WHY NOT US?
BRIGHT’S Mountain Men will face the ultimate test, for the ultimate reward, this Saturday when they take on Milawa in the Ovens and King Grand Final at Wangaratta’s WJ Findlay Oval. Bright coach Tom MullaneGrant said he couldn’t be more excited to have earned the chance to lead the side into the biggest match of the year.
THERE were emotional scenes in the Bright rooms after their 26-point preliminary final victory secured them a spot in the grand final to take on Milawa this Saturday.
In cold, sometimes rainy, sometimes sunny, constantly windy conditions in Tarrawingee, Bright exploded any home-ground advantage the Bulldogs may have thought they’d leverage. It was a game Bright could have played anywhere.
While Tarrawingee has held the wood over Bright this season (and the past four seasons, for that matter) with two significant victories, the Mountain Men laid waste to any remaining hopes the Bulldogs held out for a grand final spot.
While Tarrawingee was competitive in parts, and nervously close on the scoreboard all the way into the final quarter, Bright was a side possessed, and no team less than Milawa was going to get in their way.
The Mountain Men, wearing their special indigenous-inspired jumpers, came out as if no history had ever existed between the two clubs, and got an early break over the home side.
A 5.2 (32) to 2.4 (16) quarter was closer than the scoreboard let on, but accuracy up forward and pressure down back was the key for the Mountain Men.
The second quarter slowed to a grind, yet Bright continued to dominate forward entries. Their 2.6 (18) simultaneously extended the margin while keeping the Bulldogs in the game, who managed 2.0 (12) themselves.
The 7.8 (50) to 4.4 (28) lead Bright took into half-time would be crucial, as running out for the third quarter the wind straightened behind the backs of Tarrawingee and their scoring started to gather speed.
While Bright struggled to convert into the breeze kicking 0.4 (4), the Bulldogs sent the ball long and had the Bright defenders scrambling to limit the damage.
Last minute call up into the senior ranks, hardman defender Nathan Smith suffered an ugly injury, desperately running back and across in front of an advancing contest, effecting the spoil but dislocating his elbow at the same time, and was taken off the ground in significant pain.
For the quarter Tarrawingee kicked 4.3 (27) to take back a fingernail one-point lead at the three-quarter time siren.

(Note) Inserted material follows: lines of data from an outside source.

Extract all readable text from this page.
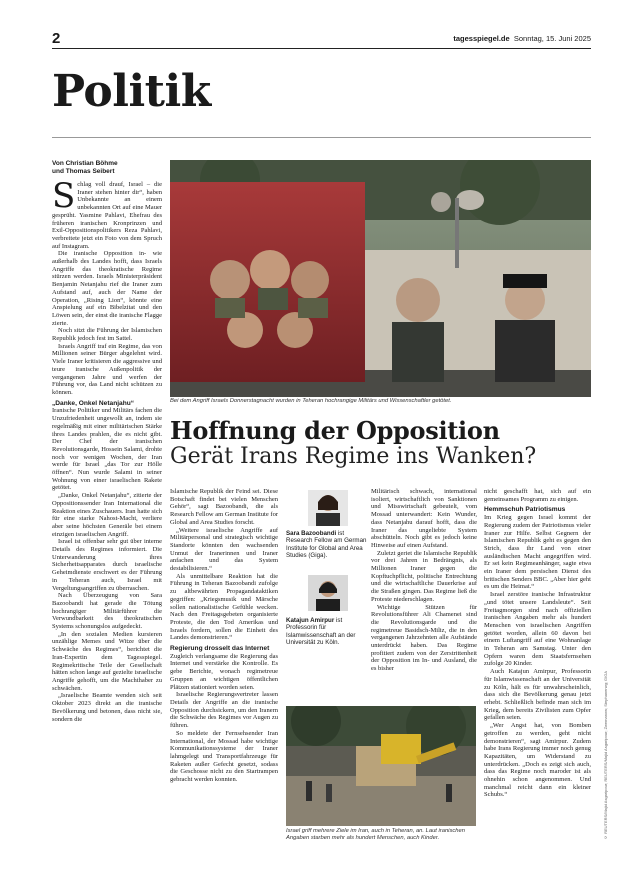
2	tagesspiegel.de Sonntag, 15. Juni 2025
Politik
Von Christian Böhme
und Thomas Seibert

Schlag voll drauf, Israel – die Iraner stehen hinter dir“, haben Unbekannte an einem unbekannten Ort auf eine Mauer gesprüht. Yasmine Pahlavi, Ehefrau des früheren iranischen Kronprinzen und Exil-Oppositionspolitikers Reza Pahlavi, verbreitete jetzt ein Foto von dem Spruch auf Instagram.

Die iranische Opposition in- wie außerhalb des Landes hofft, dass Israels Angriffe das theokratische Regime stürzen werden. Israels Ministerpräsident Benjamin Netanjahu rief die Iraner zum Aufstand auf, auch der Name der Operation, „Rising Lion“, könnte eine Anspielung auf ein Bibelzitat und den Löwen sein, der einst die iranische Flagge zierte.

Noch sitzt die Führung der Islamischen Republik jedoch fest im Sattel.

Israels Angriff traf ein Regime, das von Millionen seiner Bürger abgelehnt wird. Viele Iraner kritisieren die aggressive und teure iranische Außenpolitik der vergangenen Jahre und werfen der Führung vor, das Land nicht schützen zu können.

„Danke, Onkel Netanjahu“

Iranische Politiker und Militärs fachen die Unzufriedenheit ungewollt an, indem sie regelmäßig mit einer militärischen Stärke ihres Landes prahlen, die es nicht gibt. Der Chef der iranischen Revolutionsgarde, Hossein Salami, drohte noch vor wenigen Wochen, der Iran werde für Israel „das Tor zur Hölle öffnen“. Nun wurde Salami in seiner Wohnung von einer israelischen Rakete getötet.

„Danke, Onkel Netanjahu“, zitierte der Oppositionssender Iran International die Reaktion eines Zuschauers. Iran hatte sich für eine starke Nahost-Macht, verliere aber seine höchsten Generäle bei einem einzigen israelischen Angriff.

Israel ist offenbar sehr gut über interne Details des Regimes informiert. Die Unterwanderung ihres Sicherheitsapparates durch israelische Geheimdienste erschwert es der Führung in Teheran auch, Israel mit Vergeltungsangriffen zu überraschen.

Nach Überzeugung von Sara Bazoobandi hat gerade die Tötung hochrangiger Militärführer die Verwundbarkeit des theokratischen Systems schonungslos aufgedeckt.

„In den sozialen Medien kursieren unzählige Memes und Witze über die Schwäche des Regimes“, berichtet die Iran-Expertin dem Tagesspiegel. Regimekritische Teile der Gesellschaft hätten schon lange auf gezielte israelische Angriffe gehofft, um die Machthaber zu schwächen.

„Israelische Beamte wenden sich seit Oktober 2023 direkt an die iranische Bevölkerung und betonen, dass nicht sie, sondern die

Bei dem Angriff Israels Donnerstagnacht wurden in Teheran hochrangige Militärs und Wissenschaftler getötet.
Hoffnung der Opposition
Gerät Irans Regime ins Wanken?

Islamische Republik der Feind sei. Diese Botschaft findet bei vielen Menschen Gehör“, sagt Bazoobandi, die als Research Fellow am German Institute for Global and Area Studies forscht.

„Weitere israelische Angriffe auf Militärpersonal und strategisch wichtige Standorte könnten den wachsenden Unmut der Iranerinnen und Iraner anfachen und das System destabilisieren.“

Als unmittelbare Reaktion hat die Führung in Teheran Bazoobandi zufolge zu altbewährten Propagandataktiken gegriffen: „Kriegsmusik und Märsche sollen nationalistische Gefühle wecken. Nach den Freitagsgebeten organisierte Proteste, die den Tod Amerikas und Israels fordern, sollen die Einheit des Landes demonstrieren.“

Regierung drosselt das Internet

Zugleich verlangsame die Regierung das Internet und verstärke die Kontrolle. Es gebe Berichte, wonach regimetreue Gruppen an wichtigen öffentlichen Plätzen stationiert worden seien.

Israelische Regierungsvertreter lassen Details der Angriffe an die iranische Opposition durchsickern, um den Iranern die Schwäche des Regimes vor Augen zu führen.

So meldete der Fernsehsender Iran International, der Mossad habe wichtige Kommunikationssysteme der Iraner lahmgelegt und Transportfahrzeuge für Raketen außer Gefecht gesetzt, sodass die Geschosse nicht zu den Startrampen gebracht werden konnten.

Sara Bazoobandi ist Research Fellow am German Institute for Global and Area Studies (Giga).
Katajun Amirpur ist Professorin für Islamwissenschaft an der Universität zu Köln.

Militärisch schwach, international isoliert, wirtschaftlich von Sanktionen und Misswirtschaft gebeutelt, vom Mossad unterwandert: Kein Wunder, dass Netanjahu darauf hofft, dass die Iraner das ungeliebte System abschütteln. Noch gibt es jedoch keine Hinweise auf einen Aufstand.

Zuletzt geriet die Islamische Republik vor drei Jahren in Bedrängnis, als Millionen Iraner gegen die Kopftuchpflicht, politische Entrechtung und die wirtschaftliche Dauerkrise auf die Straßen gingen. Das Regime ließ die Proteste niederschlagen.

Wichtige Stützen für Revolutionsführer Ali Chamenei sind die Revolutionsgarde und die regimetreue Basidsch-Miliz, die in den vergangenen Jahrzehnten alle Aufstände unterdrückt haben. Das Regime profitiert zudem von der Zerstrittenheit der Opposition im In- und Ausland, die es bisher

nicht geschafft hat, sich auf ein gemeinsames Programm zu einigen.

Hemmschuh Patriotismus

Im Krieg gegen Israel kommt der Regierung zudem der Patriotismus vieler Iraner zur Hilfe. Selbst Gegnern der Islamischen Republik geht es gegen den Strich, dass ihr Land von einer ausländischen Macht angegriffen wird. Er sei kein Regimeanhänger, sagte etwa ein Iraner dem persischen Dienst des britischen Senders BBC. „Aber hier geht es um die Heimat.“

Israel zerstöre iranische Infrastruktur „und tötet unsere Landsleute“. Seit Freitagmorgen sind nach offiziellen iranischen Angaben mehr als hundert Menschen von israelischen Angriffen getötet worden, allein 60 davon bei einem Luftangriff auf eine Wohnanlage in Teheran am Samstag. Unter den Opfern waren dem Staatsfernsehen zufolge 20 Kinder.

Auch Katajun Amirpur, Professorin für Islamwissenschaft an der Universität zu Köln, hält es für unwahrscheinlich, dass sich die Bevölkerung genau jetzt erhebt. Schließlich befinde man sich im Krieg, dem bereits Zivilisten zum Opfer gefallen seien.

„Wer Angst hat, von Bomben getroffen zu werden, geht nicht demonstrieren“, sagt Amirpur. Zudem habe Irans Regierung immer noch genug Kapazitäten, um Widerstand zu unterdrücken. „Doch es zeigt sich auch, dass das Regime noch maroder ist als ohnehin schon angenommen. Und manchmal reicht dann ein kleiner Schubs.“

Israel griff mehrere Ziele im Iran, auch in Teheran, an. Laut iranischen Angaben starben mehr als hundert Menschen, auch Kinder.	© REUTERS/Majid Asgaripour; REUTERS/Majid Asgaripour; Zwemanow; Stephanerwg; GIGA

If the one-point lead to Tarrawingee had Bright supporters nervous, the Bulldogs kicking a quick opening goal of the last quarter didn’t help.

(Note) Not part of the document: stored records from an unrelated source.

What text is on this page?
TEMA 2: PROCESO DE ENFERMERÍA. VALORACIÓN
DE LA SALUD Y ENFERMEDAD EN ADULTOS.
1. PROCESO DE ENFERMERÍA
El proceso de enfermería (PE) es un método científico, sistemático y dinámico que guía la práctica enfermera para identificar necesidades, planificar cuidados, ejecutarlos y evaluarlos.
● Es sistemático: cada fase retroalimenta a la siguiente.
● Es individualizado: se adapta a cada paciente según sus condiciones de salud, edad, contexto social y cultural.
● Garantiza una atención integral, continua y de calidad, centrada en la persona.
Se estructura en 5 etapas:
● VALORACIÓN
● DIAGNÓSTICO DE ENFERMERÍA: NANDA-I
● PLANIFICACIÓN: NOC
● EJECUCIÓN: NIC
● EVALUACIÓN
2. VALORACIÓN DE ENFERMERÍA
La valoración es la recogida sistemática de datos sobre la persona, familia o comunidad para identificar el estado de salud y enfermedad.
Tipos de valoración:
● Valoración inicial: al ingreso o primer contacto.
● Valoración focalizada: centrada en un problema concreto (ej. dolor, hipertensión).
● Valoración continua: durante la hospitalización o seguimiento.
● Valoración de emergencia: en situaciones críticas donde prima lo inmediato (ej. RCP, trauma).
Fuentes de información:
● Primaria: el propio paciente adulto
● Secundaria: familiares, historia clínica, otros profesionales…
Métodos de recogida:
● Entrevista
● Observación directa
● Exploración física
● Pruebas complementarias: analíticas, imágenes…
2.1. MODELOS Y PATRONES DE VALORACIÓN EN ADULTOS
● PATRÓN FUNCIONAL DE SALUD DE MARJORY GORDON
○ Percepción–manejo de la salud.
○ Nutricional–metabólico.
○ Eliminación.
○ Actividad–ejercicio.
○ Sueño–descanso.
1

From that moment on, however, Bright looked composed and dangerous. Forward entries started to flow and scoring soon followed.
Crucial marks and set shot goals by Bright coach Tom Mullane-Grant started to put the game firmly in Bright’s hands.

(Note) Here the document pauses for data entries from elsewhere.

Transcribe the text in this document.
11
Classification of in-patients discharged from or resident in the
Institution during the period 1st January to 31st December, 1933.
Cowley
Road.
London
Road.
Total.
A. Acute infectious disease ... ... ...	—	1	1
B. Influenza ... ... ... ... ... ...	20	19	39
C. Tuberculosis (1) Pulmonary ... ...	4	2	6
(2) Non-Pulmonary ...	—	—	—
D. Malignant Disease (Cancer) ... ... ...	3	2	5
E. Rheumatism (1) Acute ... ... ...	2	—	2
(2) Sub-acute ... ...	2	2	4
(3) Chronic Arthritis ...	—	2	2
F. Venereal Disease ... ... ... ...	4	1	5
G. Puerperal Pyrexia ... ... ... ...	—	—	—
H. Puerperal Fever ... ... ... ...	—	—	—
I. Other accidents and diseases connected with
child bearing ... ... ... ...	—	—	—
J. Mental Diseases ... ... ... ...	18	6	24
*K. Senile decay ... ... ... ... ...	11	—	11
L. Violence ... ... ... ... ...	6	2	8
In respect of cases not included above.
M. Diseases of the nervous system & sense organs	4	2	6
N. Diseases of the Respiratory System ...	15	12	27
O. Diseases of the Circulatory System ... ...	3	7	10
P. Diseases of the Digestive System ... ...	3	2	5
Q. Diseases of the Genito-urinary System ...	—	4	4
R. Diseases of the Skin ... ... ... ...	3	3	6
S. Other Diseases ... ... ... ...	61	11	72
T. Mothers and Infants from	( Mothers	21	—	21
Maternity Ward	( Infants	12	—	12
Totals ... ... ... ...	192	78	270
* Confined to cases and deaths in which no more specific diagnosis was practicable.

Mullane-Grant would finish with five goals despite spending parts of the game winning centre clearances or working across half-back.
While Tarrawingee managed a second goal in the last quarter to give them some hope, Bright’s 6.5 (41) took the game away.
The strong finish was the perfect end to a preliminary final and also the perfect start to a grand final week, where 21 Bright players prepare for arguably the biggest week of their football careers.
In the Bright rooms postmatch, packed with family and supporters, tremendous relief was mixed with excitement as Mullane-Grant addressed the players, making special mention of club stalwart Bradley Nightingale who has missed the finals due to injury.
The Ovens and King grand final between Bright and Milawa starts at 2.15pm this Saturday at the WJ Findlay Oval in Wangaratta.
PRESSURE COOKER: Bright tough nut Nick Howell kicks the ball out of congestion in the Mountain Men’s preliminary final win on Saturday.